An airway obstruction in an unconscious person is a time-sensitive medical emergency. The lack of oxygen delivery to the brain requires immediate action to dislodge the foreign body and restore breathing. When a choking person becomes unresponsive, standard first-aid maneuvers are abandoned in favor of a modified resuscitation protocol. This urgent transition requires a clear, step-by-step approach to maximize the chance of survival.
Recognizing Unconsciousness and Activating Emergency Services
The first step is to confirm the victim’s unresponsiveness and inability to breathe effectively. Gently tap the person’s shoulder and shout loudly to check for a response. If the person is limp, does not respond to stimuli, and is not breathing normally, they are considered unconscious.

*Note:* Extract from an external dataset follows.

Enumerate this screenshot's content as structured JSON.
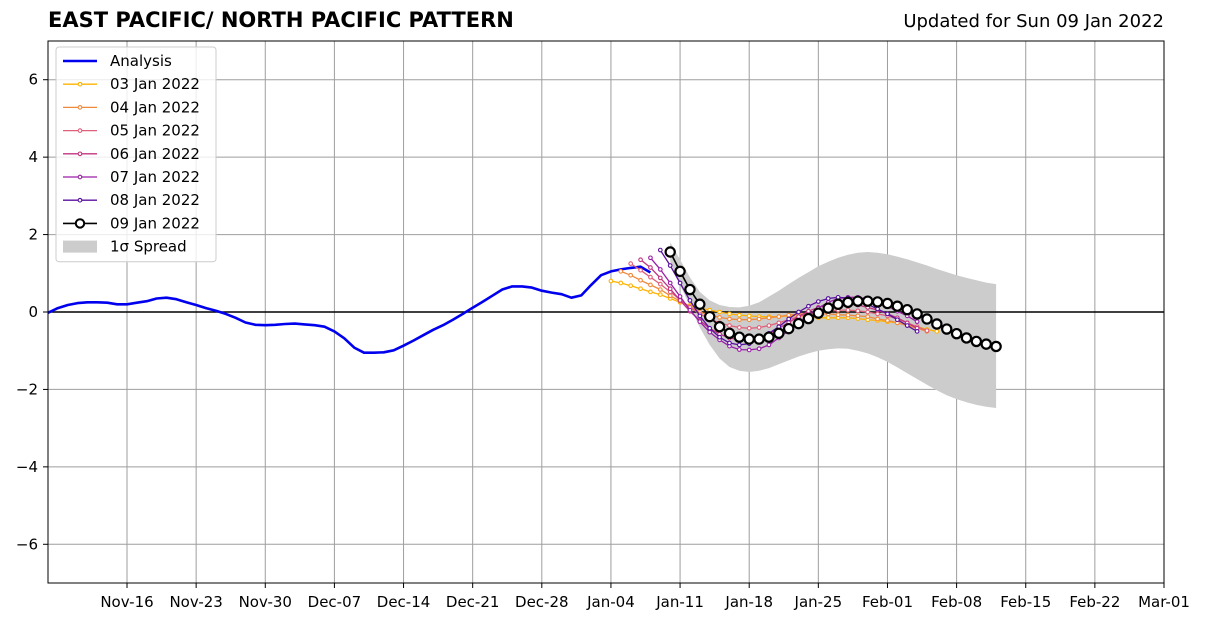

The rescuer must immediately activate emergency medical services (EMS) by calling 911 or the local emergency number. If a second person is present, one rescuer should call for help while the other begins care. When alone with an adult victim, the guideline is to “call first,” contacting EMS before starting any physical intervention.
Once help has been summoned, the victim should be carefully lowered to a firm, flat surface, such as the floor. This ensures the chest compressions that follow are effective and allows the rescuer to apply the necessary force to dislodge the object. Irreversible brain damage can begin within minutes of oxygen deprivation.
The Unconscious Choking Protocol (Modified Resuscitation)
The core intervention for an unconscious choking victim is a modified form of Cardiopulmonary Resuscitation (CPR). This protocol utilizes chest compressions as the primary mechanism to increase pressure inside the chest cavity, creating an artificial cough that may expel the object. The standard sequence begins with 30 chest compressions.
The rescuer should kneel beside the victim and place the heel of one hand on the center of the chest, right between the nipples, with the other hand interlaced on top. Compressions must be delivered hard and fast, at a rate of 100 to 120 per minute, pushing down at least 2 inches, but no more than 2.4 inches, into the chest. Allow the chest to fully recoil after each compression; this allows the heart to refill with blood and is necessary for effective resuscitation.
Following the 30 compressions, the rescuer must attempt to deliver two rescue breaths. Before the first breath, the rescuer must open the airway using the head-tilt/chin-lift maneuver and visually inspect the mouth for the obstructing object. If the first breath does not cause the chest to visibly rise, the rescuer should quickly reposition the head and attempt a second breath.
If the chest still does not rise after the second attempt, the rescuer should immediately return to chest compressions. This cycle of 30 compressions, followed by a check for the object and two attempted breaths, must be repeated continuously. The compressions are designed to move the foreign object into a location where it can be seen or coughed out.
Foreign Body Check and Manual Removal
A visual check for the foreign body occurs between the compression and ventilation phases of the modified resuscitation protocol. After the 30 chest compressions, the rescuer opens the victim’s mouth to look for anything forced up by the internal pressure. The head-tilt/chin-lift maneuver is used to align the airway and provide a clear view into the throat.
Manual removal of the object, often called a finger sweep, must only be performed if the foreign body is clearly visualized. If the object is seen, the rescuer should use a finger to scoop or sweep it out of the mouth. This action avoids pushing the object deeper into the airway, which can worsen the obstruction.
Under no circumstances should the rescuer perform a “blind” finger sweep, where a finger is inserted into the mouth without seeing the object. A blind sweep carries a high risk of pushing the obstruction further down the throat, making it impossible to remove and completely blocking the airway. If no object is seen, the rescuer proceeds directly to the attempted rescue breaths. The check and removal process is a quick interruption, ensuring chest compressions are resumed with minimal delay.
Post-Intervention Care and Recovery Position
The continuous cycle of compressions and attempted breaths should be maintained until the obstruction is cleared, EMS arrives, or the victim begins to breathe normally. Once the foreign body is removed, the rescuer must immediately reassess the victim’s breathing. If the person is not breathing normally or is only gasping, the rescuer should transition to standard CPR, continuing the 30 compressions to 2 breaths sequence.
If the victim remains unconscious but is breathing effectively, the priority shifts to maintaining the airway and preventing aspiration. The victim should be carefully placed into the recovery position. This position involves rolling the person onto their side to keep the airway open and allow fluids, such as vomit, to drain from the mouth.
To safely position the victim, the arm nearest the rescuer is placed at a right angle. The far arm is placed across the chest with the hand against the cheek, and the far leg is bent at the knee. The rescuer then gently pulls on the bent knee to roll the person onto their side. This stable side-lying posture prevents the tongue from falling back and blocking the airway. The rescuer must remain with the victim, continuously monitoring breathing until professional medical help arrives.